L’incidente è avvenuto poco prima delle 10, in una zona particolarmente impervia, tra le colline e i boschi, in via San Lorenzo, dove si trova la cantina dell’azienda agricola specializzata nella produzione di vini. Un’area difficile da raggiungere in auto, prima a causa delle vie strette del vecchio centro abitato – i Vigili del fuoco, chiamati per liberare l’operaio incastrato sotto il mezzo agricolo, hanno dovuto lasciare l’autobotte nel parcheggio della chiesa e proseguire sul loro pick-up – e poi per la stradina che, costeggiando le poche case isolate da una parte e un ruscello dall’altra, arriva fino alla cantina.

Non a caso la prima a lanciare l’allarme è stata una persona che stava facendo una passeggiata tra i boschi: ai carabinieri di Passirano, intervenuti sul posto insieme alla Polizia locale e ai tecnici di Ats Brescia, ha detto di aver sentito prima un forte rumore e poco dopo di aver visto il trattore ribaltato e l’operaio schiacciato. Stando alle prime ricostruzioni, il mezzo si sarebbe ribaltato mentre era in salita.

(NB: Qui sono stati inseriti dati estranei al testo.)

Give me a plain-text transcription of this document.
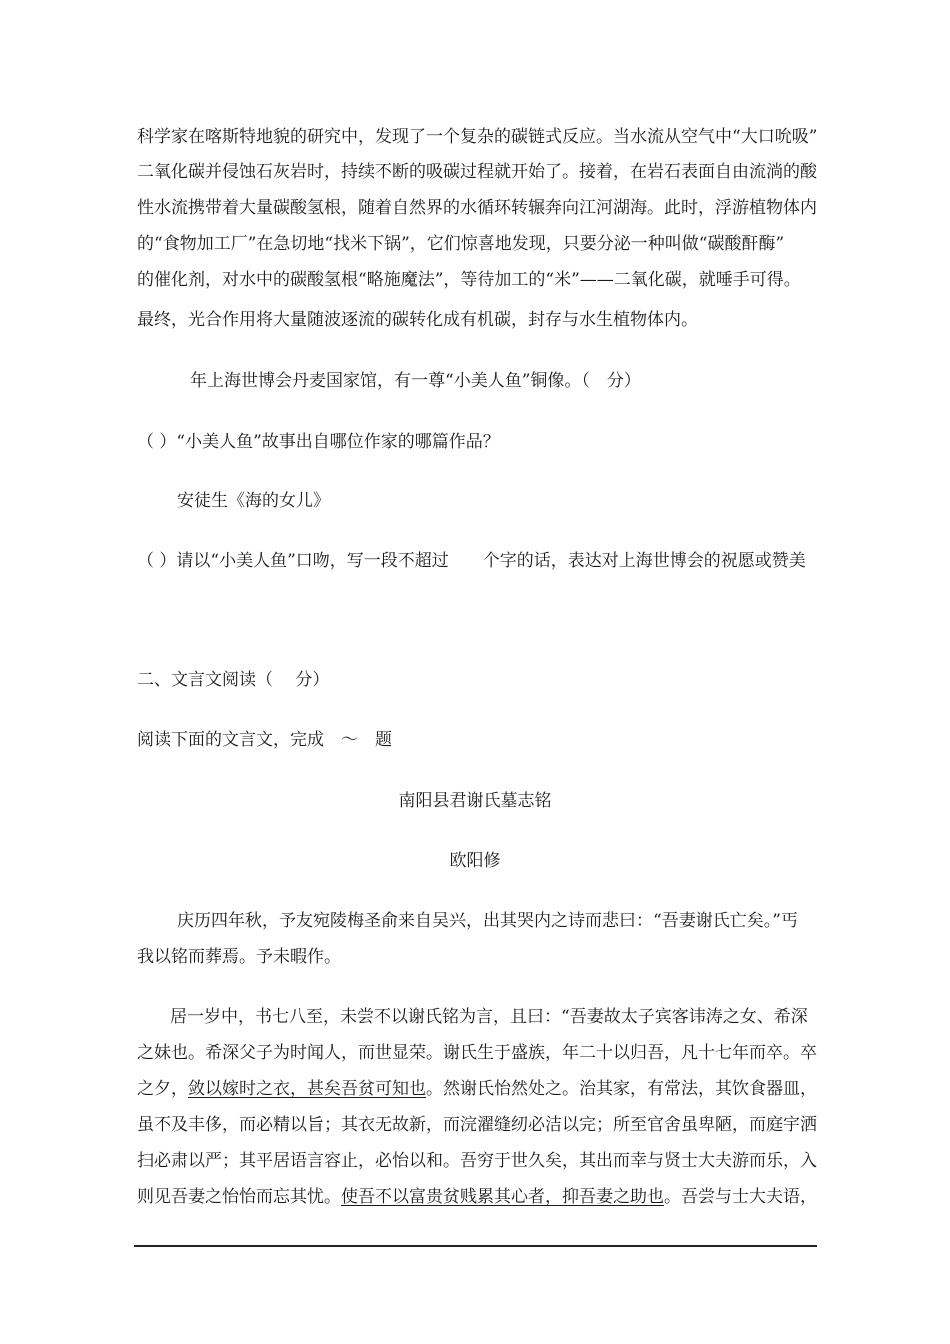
科学家在喀斯特地貌的研究中，发现了一个复杂的碳链式反应。当水流从空气中“大口吮吸”
二氧化碳并侵蚀石灰岩时，持续不断的吸碳过程就开始了。接着，在岩石表面自由流淌的酸
性水流携带着大量碳酸氢根，随着自然界的水循环转辗奔向江河湖海。此时，浮游植物体内
的“食物加工厂”在急切地“找米下锅”，它们惊喜地发现，只要分泌一种叫做“碳酸酐酶”
的催化剂，对水中的碳酸氢根“略施魔法”，等待加工的“米”——二氧化碳，就唾手可得。
最终，光合作用将大量随波逐流的碳转化成有机碳，封存与水生植物体内。
年上海世博会丹麦国家馆，有一尊“小美人鱼”铜像。（　分）
（ ）“小美人鱼”故事出自哪位作家的哪篇作品？
安徒生《海的女儿》
（ ）请以“小美人鱼”口吻，写一段不超过　　个字的话，表达对上海世博会的祝愿或赞美
二、文言文阅读（　 分）
阅读下面的文言文，完成　～　题
南阳县君谢氏墓志铭
欧阳修
庆历四年秋，予友宛陵梅圣俞来自吴兴，出其哭内之诗而悲曰：“吾妻谢氏亡矣。”丐
我以铭而葬焉。予未暇作。
居一岁中，书七八至，未尝不以谢氏铭为言，且曰：“吾妻故太子宾客讳涛之女、希深
之妹也。希深父子为时闻人，而世显荣。谢氏生于盛族，年二十以归吾，凡十七年而卒。卒
之夕，敛以嫁时之衣，甚矣吾贫可知也。然谢氏怡然处之。治其家，有常法，其饮食器皿，
虽不及丰侈，而必精以旨；其衣无故新，而浣濯缝纫必洁以完；所至官舍虽卑陋，而庭宇洒
扫必肃以严；其平居语言容止，必怡以和。吾穷于世久矣，其出而幸与贤士大夫游而乐，入
则见吾妻之怡怡而忘其忧。使吾不以富贵贫贱累其心者，抑吾妻之助也。吾尝与士大夫语，
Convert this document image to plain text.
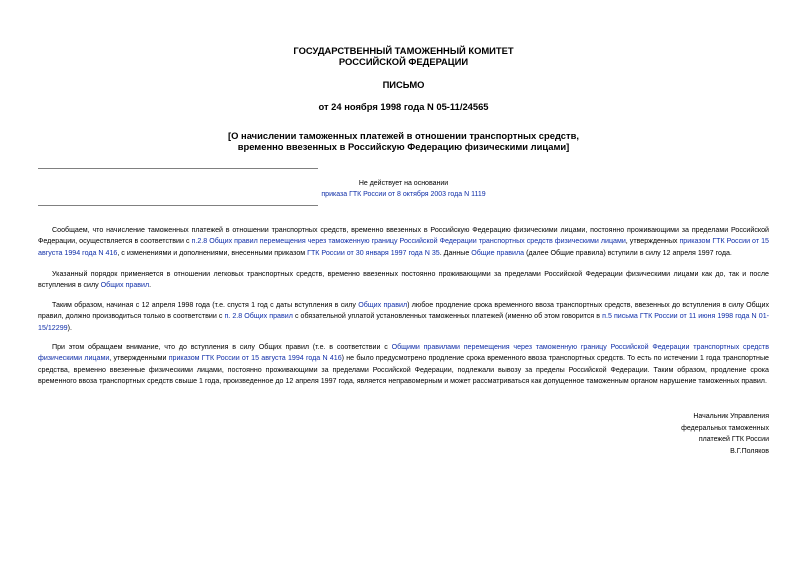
ГОСУДАРСТВЕННЫЙ ТАМОЖЕННЫЙ КОМИТЕТ
РОССИЙСКОЙ ФЕДЕРАЦИИ
ПИСЬМО
от 24 ноября 1998 года N 05-11/24565
[О начислении таможенных платежей в отношении транспортных средств,
временно ввезенных в Российскую Федерацию физическими лицами]
Не действует на основании
приказа ГТК России от 8 октября 2003 года N 1119

Сообщаем, что начисление таможенных платежей в отношении транспортных средств, временно ввезенных в Российскую Федерацию физическими лицами, постоянно проживающими за пределами Российской Федерации, осуществляется в соответствии с п.2.8 Общих правил перемещения через таможенную границу Российской Федерации транспортных средств физическими лицами, утвержденных приказом ГТК России от 15 августа 1994 года N 416, с изменениями и дополнениями, внесенными приказом ГТК России от 30 января 1997 года N 35. Данные Общие правила (далее Общие правила) вступили в силу 12 апреля 1997 года.

Указанный порядок применяется в отношении легковых транспортных средств, временно ввезенных постоянно проживающими за пределами Российской Федерации физическими лицами как до, так и после вступления в силу Общих правил.

Таким образом, начиная с 12 апреля 1998 года (т.е. спустя 1 год с даты вступления в силу Общих правил) любое продление срока временного ввоза транспортных средств, ввезенных до вступления в силу Общих правил, должно производиться только в соответствии с п. 2.8 Общих правил с обязательной уплатой установленных таможенных платежей (именно об этом говорится в п.5 письма ГТК России от 11 июня 1998 года N 01-15/12299).

При этом обращаем внимание, что до вступления в силу Общих правил (т.е. в соответствии с Общими правилами перемещения через таможенную границу Российской Федерации транспортных средств физическими лицами, утвержденными приказом ГТК России от 15 августа 1994 года N 416) не было предусмотрено продление срока временного ввоза транспортных средств. То есть по истечении 1 года транспортные средства, временно ввезенные физическими лицами, постоянно проживающими за пределами Российской Федерации, подлежали вывозу за пределы Российской Федерации. Таким образом, продление срока временного ввоза транспортных средств свыше 1 года, произведенное до 12 апреля 1997 года, является неправомерным и может рассматриваться как допущенное таможенным органом нарушение таможенных правил.

Начальник Управления
федеральных таможенных
платежей ГТК России
В.Г.Поляков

Il mezzo agricolo ribaltato - © www.giornaledibrescia.it
Il mezzo agricolo ribaltato - © www.giornaledibrescia.it

I soccorsi

Oltre ai Vigili del fuoco, sul posto è intervenuto il personale del 118 – l’elisoccorso non è partito per le condizioni meteo avverse –, ma per Mohammed non c’era già più nulla da fare; il medico non ha potuto far altro che constare il decesso. Poco dopo sono arrivati anche altri braccianti agricoli, colleghi della vittima, e i titolari, tutti con le lacrime agli occhi.

«Lavorava con noi da 15 anni – continua Mensi – ed era molto legato alla nostra famiglia. In Ghana aveva tre figli e la moglie e ora voleva portarli qui. Siamo sconvolti». Una tragedia, sicuramente. Ma anche l’ennesimo infortunio sul luogo di lavoro. E per far chiarezza su quanto accaduto, per capire ad esempio se si sia trattato di un errore o di un gusto al trattore, sono in corso le indagini da parte di Ats. La salma, portata al Civile, resta a disposizione dell’autorità giudiziaria.